Nash, a noted publishing entrepreneur, delivered a talk Wednesday to 30 students, facult, and community members at the Beinecke Rare Book and Manuscript Library on the topic of revolutionary events in the publishing world. Despite Nash’s aim to address the history of books from before the Gutenburg printing press up to the modern day, there was a split reaction from audience members over whether he gave the future of print its due attention.

“To speak of publishing as a revolution is much easier to do in the abstract than when the first example is 200 feet over there,” Nash said. “That’s kind of intimidating.”

Nash described the history of book publishing, focusing on turning points such as the advent of the printing press and the impact of the industrial revolution on production. Throughout publishing’s history, Nash said, a rift has been gradually growing between the writer and the author. Gone are the days of the oral tradition when author and audience directly interacted, though for an individual, he added, reading a book still remains an intimate experience.

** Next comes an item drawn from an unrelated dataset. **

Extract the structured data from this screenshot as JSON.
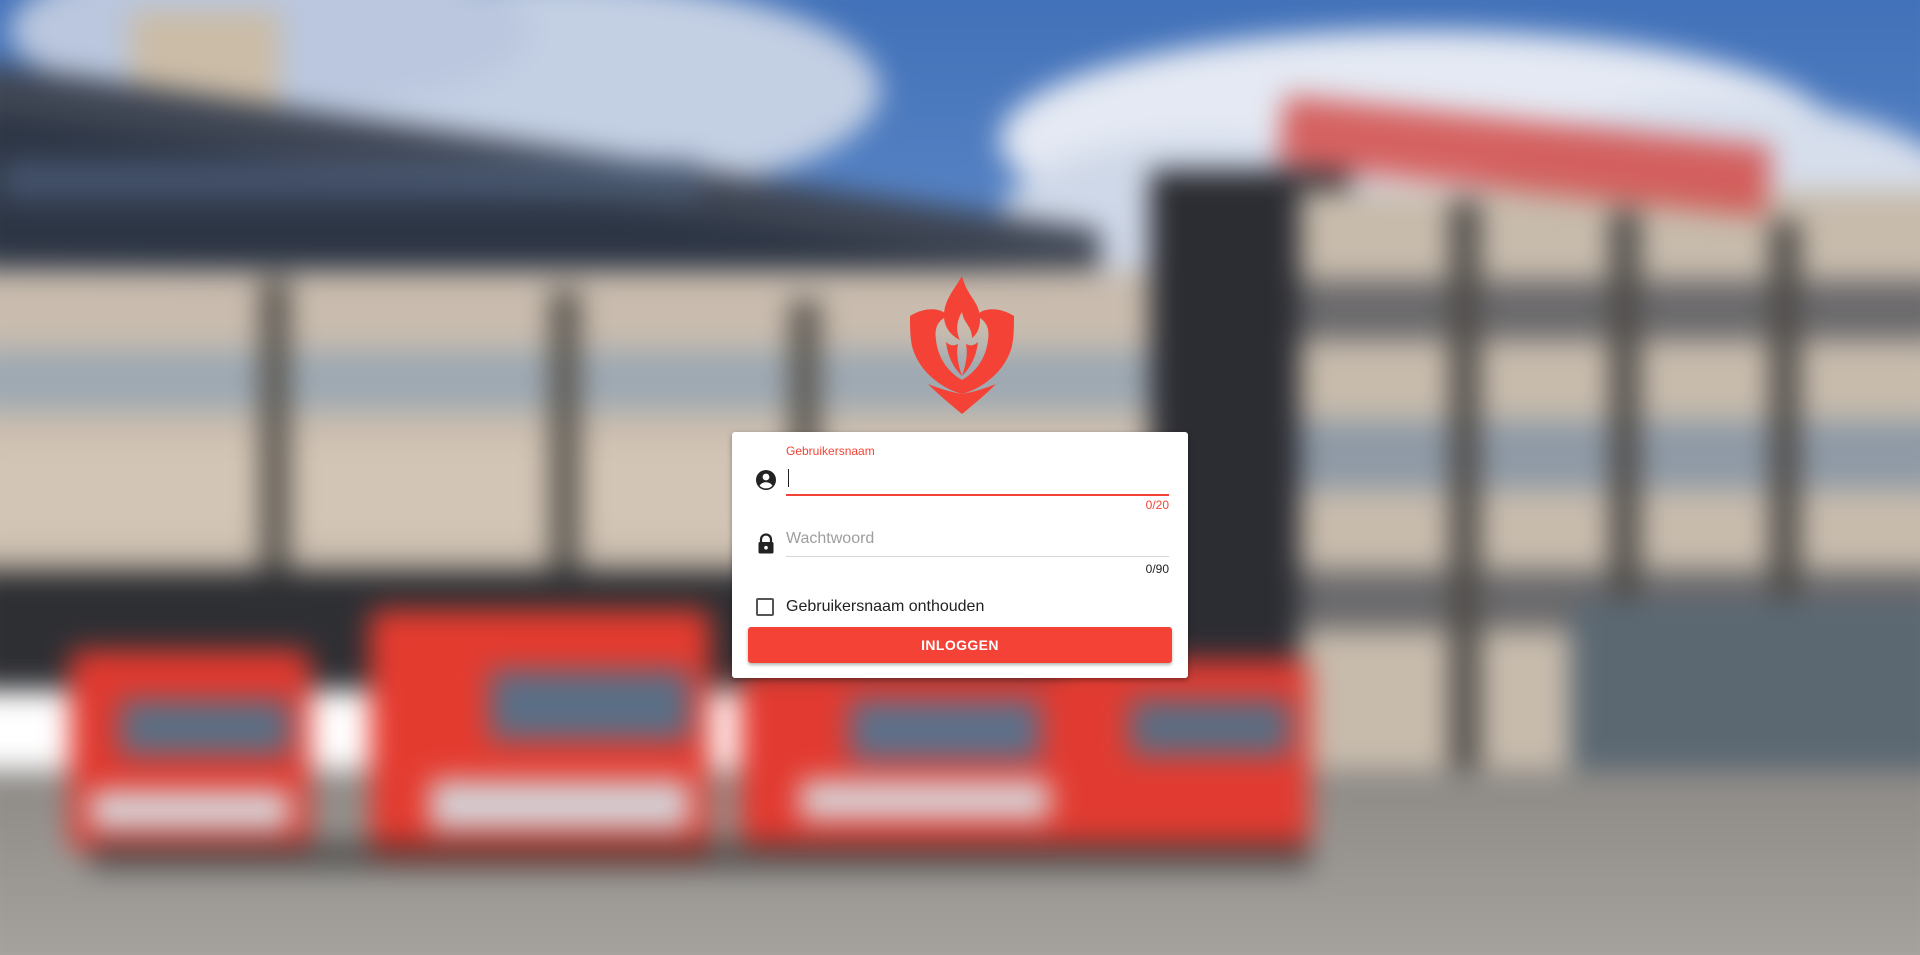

“Books are more intimate than sex,” Nash said. “At least with books you have to keep your eyes open all the time.”

Books also have the power to connect people who have shared in the experience of reading them, Nash said. By utilizing universal networking technologies and publishing books and manuscripts online, modern publishing can build and develop these connections in a way that is more financially advantageous for the author in the long term than the traditional printing press, he said.

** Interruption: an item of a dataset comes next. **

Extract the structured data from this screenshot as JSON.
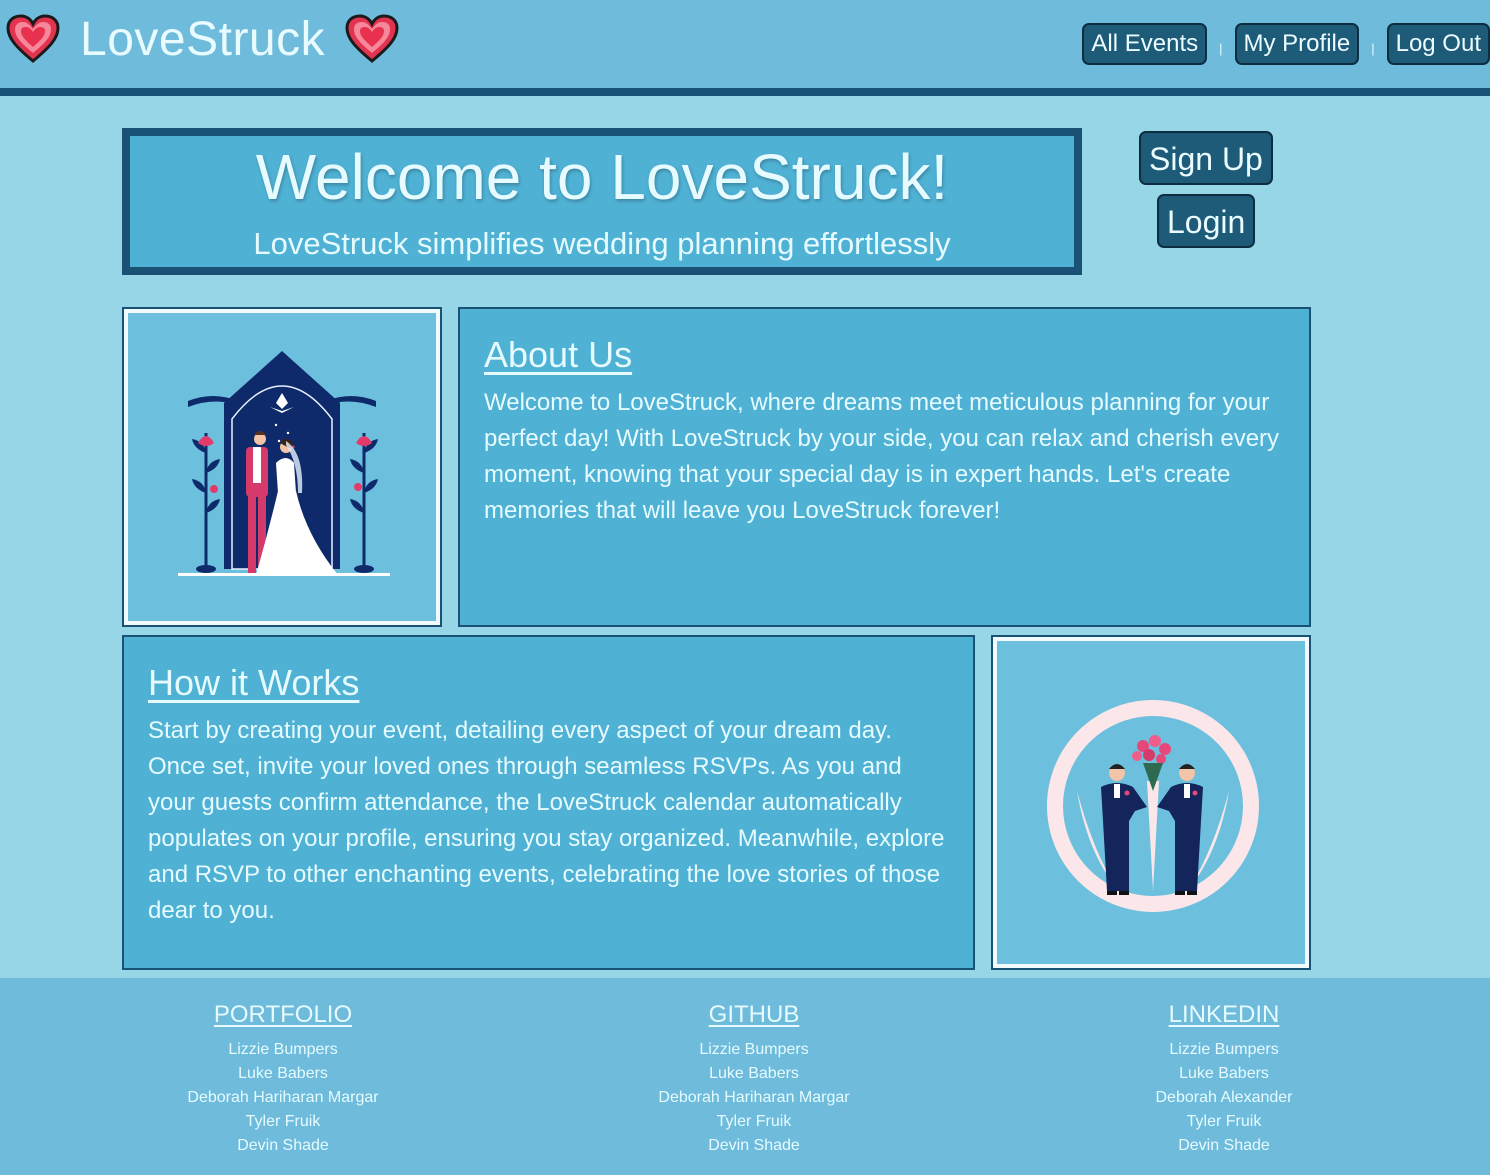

Nash has been highly involved in developing internet startups that allow authors and readers to do just that. Literary websites Small Demons and Red Lemonade were both created with the aim of re-establishing the social connection that used to exist between the author and the reader in the days of the oral tradition, and to provide a venue for readers to interact and share their experiences of a book. Red Lemonade, of which Nash is the publisher, allows authors to create profile pages, review manuscripts, and critique and discuss ideas with one another, using live-chatrooms and message boards to create a community. Small Demons, which will be launched next month and for which Nash will coordinate content and community, uses processed digital files of manuscripts to catalogue all references with cultural weight, allowing people to quickly peruse many books with a certain end in mind.

Charley Locke ’14 said that Nash’s descriptions of how he utilizes modern technology proved to her that publishing is not a dying field, but rather one that is rapidly changing. Acting master of Calhoun College Amy Hungerford said she agreed, adding that Nash’s talk crystallized the trends she had been studying in contemporary publishing.

But for other some lecture attendees, news of the latest revolution in publishing was greeted less enthusiastically.

New Haven resident Bill McGovern said he was shocked to learn about how much the field had changed.

“It seems like written books are a thing of the past,” he said. “This whole social thing kind of scares me; it doesn’t seem like that is reading books for the right reason.”

Another New Haven resident Christopher Anagnostakis said that though he was also surprised, he acknowledged that social media might be the future of reading.

“Personally I could never read a Kindle,” Anagnostakis said. “But it may just be a matter of habituation; that remains to be seen.”

The next lecture in the Beinecke History of the Book Series will be given Thursday night by Archivist Giles Mandelbrote.